* Italy’s Monti says divisions are greatest risk facing Europe
* Suggests stripping public investment from deficit calculations
* Says Italy recession no reason for more austerity measures
STRASBOURG, Feb 15 (Reuters) - Italian Prime Minister Mario Monti warned on Wednesday that the euro zone debt crisis was fuelling dangerous divisions and resentment within the currency bloc and said it was wrong to try to divide member states into “goodies and baddies”.
Addressing the European Parliament in Strasbourg, Monti said that while southern, so-called peripheral countries were widely blamed for the debt crisis, France and Germany also carried major responsibility for watering down the bloc’s fiscal rules.
“The euro zone crisis has given rise to too many resentments and re-created too many stereotypes, it has divided Europe into central countries and peripheral ones; all these categories must be decisively rejected,” he said.
Monti said France and Germany originated the crisis of the euro zone’s Stability Pact in 2003 when, with the support of Italy, they effectively dismantled the rules to forgive their own lack of fiscal discipline.
“There are no goodies and baddies in the European Union” he said, rejecting the popular division of the euro zone into virtuous northern countries and profligate southern ones such as Greece, which is battling to stave off a default.
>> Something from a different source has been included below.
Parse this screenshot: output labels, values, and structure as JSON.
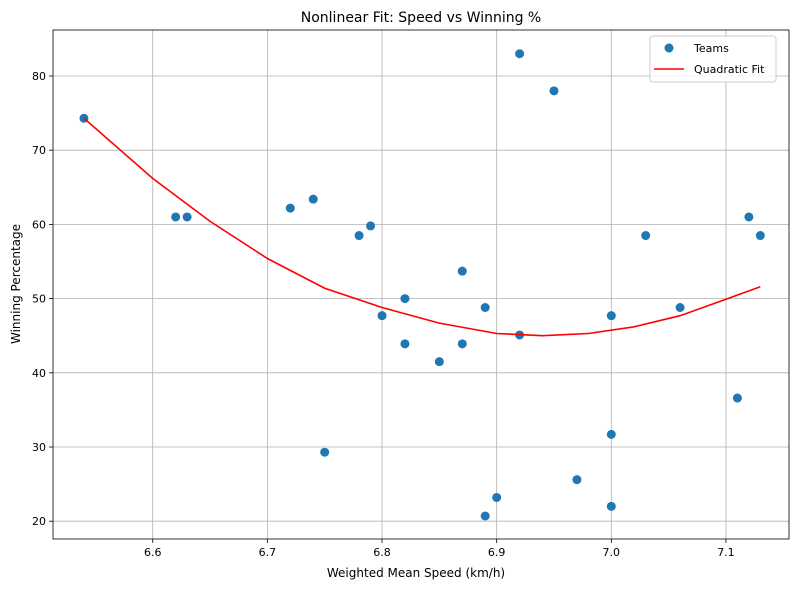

“We all have to feel commonly responsible both for what has been done in the past and above all in the construction of the future.”
Frequently interrupted by applause, Monti said that while Europe was right to strengthen fiscal discipline, this should be accompanied by a greater emphasis on measures to help growth and improve the workings of the single European market.
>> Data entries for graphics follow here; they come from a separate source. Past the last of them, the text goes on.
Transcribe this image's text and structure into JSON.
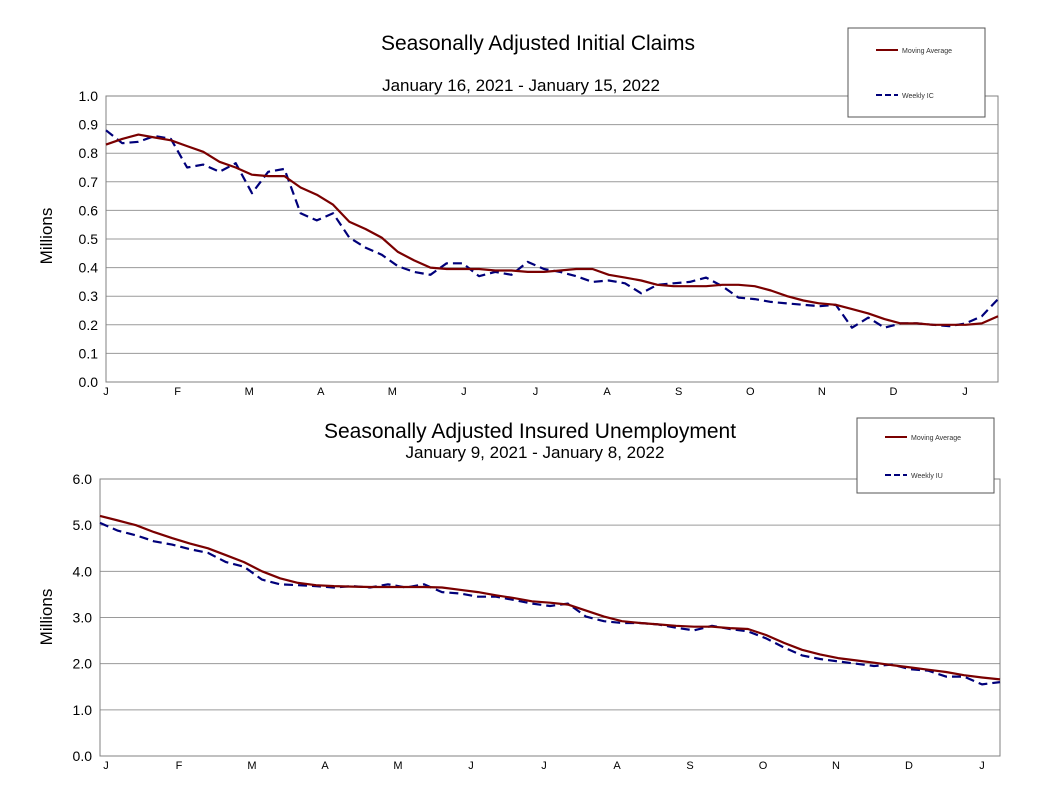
{
  "chart_data": [
    {
      "type": "line",
      "title": "Seasonally Adjusted Initial Claims",
      "subtitle": "January 16, 2021 - January 15, 2022",
      "ylabel": "Millions",
      "xlabel": "",
      "ylim": [
        0,
        1.0
      ],
      "yticks": [
        "0.0",
        "0.1",
        "0.2",
        "0.3",
        "0.4",
        "0.5",
        "0.6",
        "0.7",
        "0.8",
        "0.9",
        "1.0"
      ],
      "xticks": [
        "J",
        "F",
        "M",
        "A",
        "M",
        "J",
        "J",
        "A",
        "S",
        "O",
        "N",
        "D",
        "J"
      ],
      "grid": true,
      "legend_position": "top-right",
      "series": [
        {
          "name": "Moving Average",
          "color": "#7a0000",
          "style": "solid",
          "values": [
            0.83,
            0.85,
            0.865,
            0.855,
            0.845,
            0.825,
            0.805,
            0.77,
            0.75,
            0.725,
            0.72,
            0.72,
            0.68,
            0.655,
            0.62,
            0.56,
            0.535,
            0.505,
            0.455,
            0.425,
            0.4,
            0.395,
            0.395,
            0.395,
            0.39,
            0.39,
            0.385,
            0.385,
            0.39,
            0.395,
            0.395,
            0.375,
            0.365,
            0.355,
            0.34,
            0.335,
            0.335,
            0.335,
            0.34,
            0.34,
            0.335,
            0.32,
            0.3,
            0.285,
            0.275,
            0.27,
            0.255,
            0.24,
            0.22,
            0.205,
            0.205,
            0.2,
            0.2,
            0.2,
            0.205,
            0.23
          ]
        },
        {
          "name": "Weekly IC",
          "color": "#00007a",
          "style": "dashed",
          "values": [
            0.88,
            0.835,
            0.84,
            0.86,
            0.85,
            0.75,
            0.76,
            0.735,
            0.765,
            0.66,
            0.735,
            0.745,
            0.59,
            0.565,
            0.59,
            0.505,
            0.47,
            0.445,
            0.405,
            0.385,
            0.375,
            0.415,
            0.415,
            0.37,
            0.385,
            0.375,
            0.42,
            0.395,
            0.385,
            0.37,
            0.35,
            0.355,
            0.345,
            0.31,
            0.34,
            0.345,
            0.35,
            0.365,
            0.335,
            0.295,
            0.29,
            0.28,
            0.275,
            0.27,
            0.265,
            0.27,
            0.19,
            0.225,
            0.19,
            0.205,
            0.205,
            0.2,
            0.195,
            0.205,
            0.23,
            0.29
          ]
        }
      ]
    },
    {
      "type": "line",
      "title": "Seasonally Adjusted Insured Unemployment",
      "subtitle": "January 9, 2021 - January 8, 2022",
      "ylabel": "Millions",
      "xlabel": "",
      "ylim": [
        0,
        6.0
      ],
      "yticks": [
        "0.0",
        "1.0",
        "2.0",
        "3.0",
        "4.0",
        "5.0",
        "6.0"
      ],
      "xticks": [
        "J",
        "F",
        "M",
        "A",
        "M",
        "J",
        "J",
        "A",
        "S",
        "O",
        "N",
        "D",
        "J"
      ],
      "grid": true,
      "legend_position": "top-right",
      "series": [
        {
          "name": "Moving Average",
          "color": "#7a0000",
          "style": "solid",
          "values": [
            5.2,
            5.1,
            5.0,
            4.85,
            4.72,
            4.6,
            4.5,
            4.35,
            4.2,
            4.0,
            3.85,
            3.75,
            3.7,
            3.68,
            3.67,
            3.66,
            3.66,
            3.66,
            3.66,
            3.65,
            3.6,
            3.55,
            3.48,
            3.42,
            3.35,
            3.32,
            3.28,
            3.15,
            3.02,
            2.92,
            2.88,
            2.85,
            2.82,
            2.8,
            2.8,
            2.77,
            2.75,
            2.62,
            2.45,
            2.3,
            2.2,
            2.12,
            2.07,
            2.02,
            1.97,
            1.92,
            1.87,
            1.82,
            1.75,
            1.7,
            1.66
          ]
        },
        {
          "name": "Weekly IU",
          "color": "#00007a",
          "style": "dashed",
          "values": [
            5.05,
            4.88,
            4.78,
            4.65,
            4.58,
            4.48,
            4.4,
            4.2,
            4.1,
            3.82,
            3.72,
            3.7,
            3.68,
            3.65,
            3.68,
            3.65,
            3.72,
            3.65,
            3.72,
            3.55,
            3.52,
            3.45,
            3.45,
            3.38,
            3.3,
            3.25,
            3.3,
            3.02,
            2.92,
            2.88,
            2.88,
            2.85,
            2.78,
            2.72,
            2.82,
            2.75,
            2.7,
            2.55,
            2.35,
            2.18,
            2.1,
            2.05,
            2.0,
            1.95,
            1.98,
            1.88,
            1.85,
            1.72,
            1.72,
            1.55,
            1.6
          ]
        }
      ]
    }
  ]
}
He reiterated his support for commonly backed euro zone bonds, which are currently rejected by Germany, and said Europe should at some stage consider excluding money spent on public investments from calculations of budget deficits.
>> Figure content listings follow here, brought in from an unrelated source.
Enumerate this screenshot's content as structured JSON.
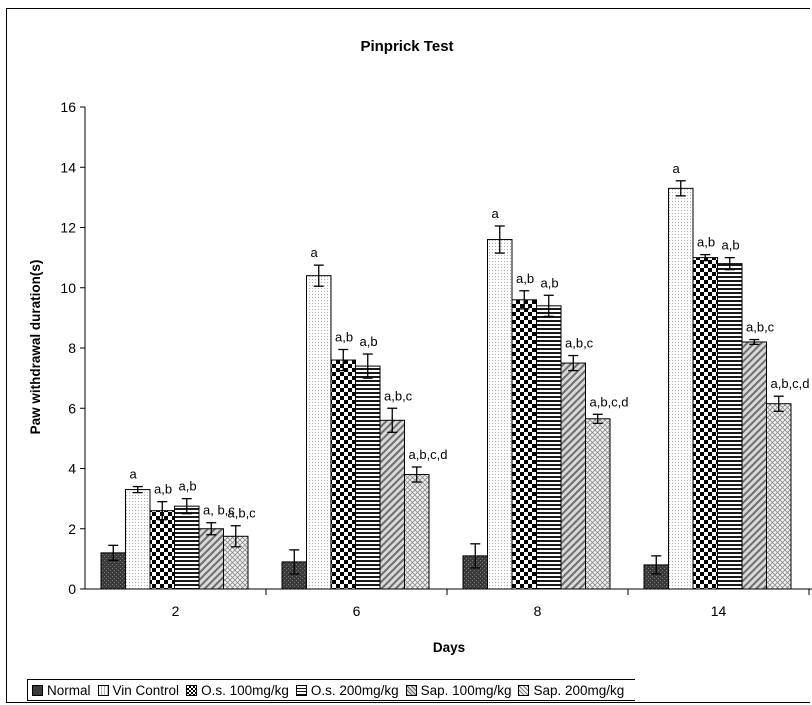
{
  "chart_data": {
    "type": "bar",
    "title": "Pinprick Test",
    "xlabel": "Days",
    "ylabel": "Paw withdrawal duration(s)",
    "categories": [
      "2",
      "6",
      "8",
      "14"
    ],
    "ylim": [
      0,
      16
    ],
    "yticks": [
      0,
      2,
      4,
      6,
      8,
      10,
      12,
      14,
      16
    ],
    "grid": false,
    "legend_position": "bottom",
    "series": [
      {
        "name": "Normal",
        "pattern": "solid-dark",
        "values": [
          1.2,
          0.9,
          1.1,
          0.8
        ],
        "errors": [
          0.25,
          0.4,
          0.4,
          0.3
        ],
        "labels": [
          "",
          "",
          "",
          ""
        ]
      },
      {
        "name": "Vin Control",
        "pattern": "light-dots",
        "values": [
          3.3,
          10.4,
          11.6,
          13.3
        ],
        "errors": [
          0.1,
          0.35,
          0.45,
          0.25
        ],
        "labels": [
          "a",
          "a",
          "a",
          "a"
        ]
      },
      {
        "name": "O.s. 100mg/kg",
        "pattern": "checker",
        "values": [
          2.6,
          7.6,
          9.6,
          11.0
        ],
        "errors": [
          0.3,
          0.35,
          0.3,
          0.1
        ],
        "labels": [
          "a,b",
          "a,b",
          "a,b",
          "a,b"
        ]
      },
      {
        "name": "O.s. 200mg/kg",
        "pattern": "horizontal-lines",
        "values": [
          2.75,
          7.4,
          9.4,
          10.8
        ],
        "errors": [
          0.25,
          0.4,
          0.35,
          0.2
        ],
        "labels": [
          "a,b",
          "a,b",
          "a,b",
          "a,b"
        ]
      },
      {
        "name": "Sap. 100mg/kg",
        "pattern": "diagonal",
        "values": [
          2.0,
          5.6,
          7.5,
          8.2
        ],
        "errors": [
          0.2,
          0.4,
          0.25,
          0.08
        ],
        "labels": [
          "a, b,c",
          "a,b,c",
          "a,b,c",
          "a,b,c"
        ]
      },
      {
        "name": "Sap. 200mg/kg",
        "pattern": "crosshatch",
        "values": [
          1.75,
          3.8,
          5.65,
          6.15
        ],
        "errors": [
          0.35,
          0.25,
          0.15,
          0.25
        ],
        "labels": [
          "a,b,c",
          "a,b,c,d",
          "a,b,c,d",
          "a,b,c,d"
        ]
      }
    ]
  }
}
Monti said it was positive that budget performances were now adjusted for the effects of the business cycle, giving some breathing space for countries hit by recession such as Italy.
Data on Wednesday showed the Italian economy contracted by 0.7 percent at the end of last year, throwing it into a recession expected to last for much of this year.
Monti said the worse-than-expected economic weakness was not a reason for Italy to adopt more austerity measures on top of the three deficit cutting packages adopted last year.
Recent declines in borrowing costs were not accounted for in the government’s most recent public finance estimates which aim for a balanced budget in 2013, Monti said, and this would help compensate for the decline in output.
Italy officially forecasts a contraction of gross domestic product of 0.4 percent this year, a projection now considered unrealistic by all independent forecasters.
The International Monetary Fund sees a GDP contraction of 2.2 percent, while employers’ lobby Confindustria forecasts a fall of 1.6 percent and the Bank of Italy expects a decline of between 1.2 percent and 1.5 percent.